It can be no surprise the GP lobby has reacted angrily to David Cameron’s plans to introduce seven day services by the end of this parliament. If most of us were asked by our employer to change our work pattern to include working at weekends and to 8 o’clock at night, we would probably have something to say about it. But the facts are stark. Falling ill is not a career and doesn’t happen during normal business hours, hence you are 16% more likely to die if admitted to a hospital at weekends.
This fact is rightly being used as the catalyst for introducing a 24/7 NHS and at the acute end of the spectrum there has been an acceptance for some time of the need for weekend services (despite a current stall in consultant contract negotiations).
However the real issue in primary care is access. Pressures on the urgent care system have risen due to restrictions in out-of-hours services and patients view the A&E department as the new face of the NHS. To this regard the Government’s plans for seven day services, beginning in primary care and eventually moving to all NHS services, are both commendable and necessary.
The fact that the GPs are pushing back against David Cameron’s plans may be underpinned by self-interest but there are some serious questions that the Government has yet to answer. It is widely accepted there is a currently a chronic shortage of GPs, with many practices closing having been unable to fill positions of retiring partners. Struggling to cope with current demand it is hard to see how an expansion of services can be filled during the current recruitment drought.
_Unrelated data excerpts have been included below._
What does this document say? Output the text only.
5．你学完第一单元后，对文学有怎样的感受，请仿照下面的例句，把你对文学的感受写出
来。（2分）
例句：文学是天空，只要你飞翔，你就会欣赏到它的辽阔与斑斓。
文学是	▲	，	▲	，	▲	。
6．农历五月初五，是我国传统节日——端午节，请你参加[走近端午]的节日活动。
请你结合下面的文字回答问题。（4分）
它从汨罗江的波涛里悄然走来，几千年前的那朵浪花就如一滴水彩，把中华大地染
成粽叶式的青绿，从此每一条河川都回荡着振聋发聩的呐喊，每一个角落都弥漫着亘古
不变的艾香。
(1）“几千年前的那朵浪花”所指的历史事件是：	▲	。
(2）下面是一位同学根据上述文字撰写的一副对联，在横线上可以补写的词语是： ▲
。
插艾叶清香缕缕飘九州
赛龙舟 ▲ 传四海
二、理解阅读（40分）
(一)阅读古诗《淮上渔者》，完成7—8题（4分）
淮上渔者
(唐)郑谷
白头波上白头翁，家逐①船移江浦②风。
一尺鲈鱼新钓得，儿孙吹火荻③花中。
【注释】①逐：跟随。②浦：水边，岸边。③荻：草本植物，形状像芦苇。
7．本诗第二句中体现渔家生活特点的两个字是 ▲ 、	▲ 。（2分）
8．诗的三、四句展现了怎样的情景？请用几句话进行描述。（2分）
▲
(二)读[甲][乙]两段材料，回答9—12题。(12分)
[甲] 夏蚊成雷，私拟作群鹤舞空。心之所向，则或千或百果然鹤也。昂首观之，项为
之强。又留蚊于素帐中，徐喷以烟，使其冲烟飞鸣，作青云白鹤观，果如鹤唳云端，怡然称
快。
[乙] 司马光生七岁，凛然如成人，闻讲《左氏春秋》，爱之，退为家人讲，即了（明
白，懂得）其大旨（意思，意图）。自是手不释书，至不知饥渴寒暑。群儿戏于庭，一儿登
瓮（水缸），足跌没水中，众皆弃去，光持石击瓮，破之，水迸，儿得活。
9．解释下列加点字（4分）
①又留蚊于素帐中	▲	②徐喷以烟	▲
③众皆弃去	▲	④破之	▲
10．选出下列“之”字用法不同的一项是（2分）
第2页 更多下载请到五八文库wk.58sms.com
Simon Stevens, NHS England Chief Executive, has this week waged war on staffing agencies who he claims are “ripping off” the NHS with exorbitant fees for temporary staff. Whilst Mr Stevens is expressing a valid concern regarding the amount the NHS spends on agency staff, there is the underlying issue of agencies filling gaps whilst the next wave of nurses are currently being trained. It will not be lost on the Health Secretary that nurses take three years to train whilst a junior doctor takes seven, making his ambition to recruit 5,000 more GPs by the end of the parliament seem increasingly difficult to achieve without mass overseas recruitment.
GP contract reform is currently on the table and the Government is playing a balancing act between striking a realistic settlement in times of austerity elsewhere, and similarly attracting more candidates to the profession whilst retaining those it has spent significant time and resources in training.
A seven day service is an ambitious programme and patients deserve to ask that the NHS they pay for should be truly equitable and not a lottery of time or location. Despite this, demand has already outgrown supply. If we want to achieve this ambition we must first start looking at ways of diversifying primary care beyond treatment delivered by a GP. If we don’t there will be a lot of waiting rooms full of patients on Sunday afternoons without the treatment rooms ready to accept them.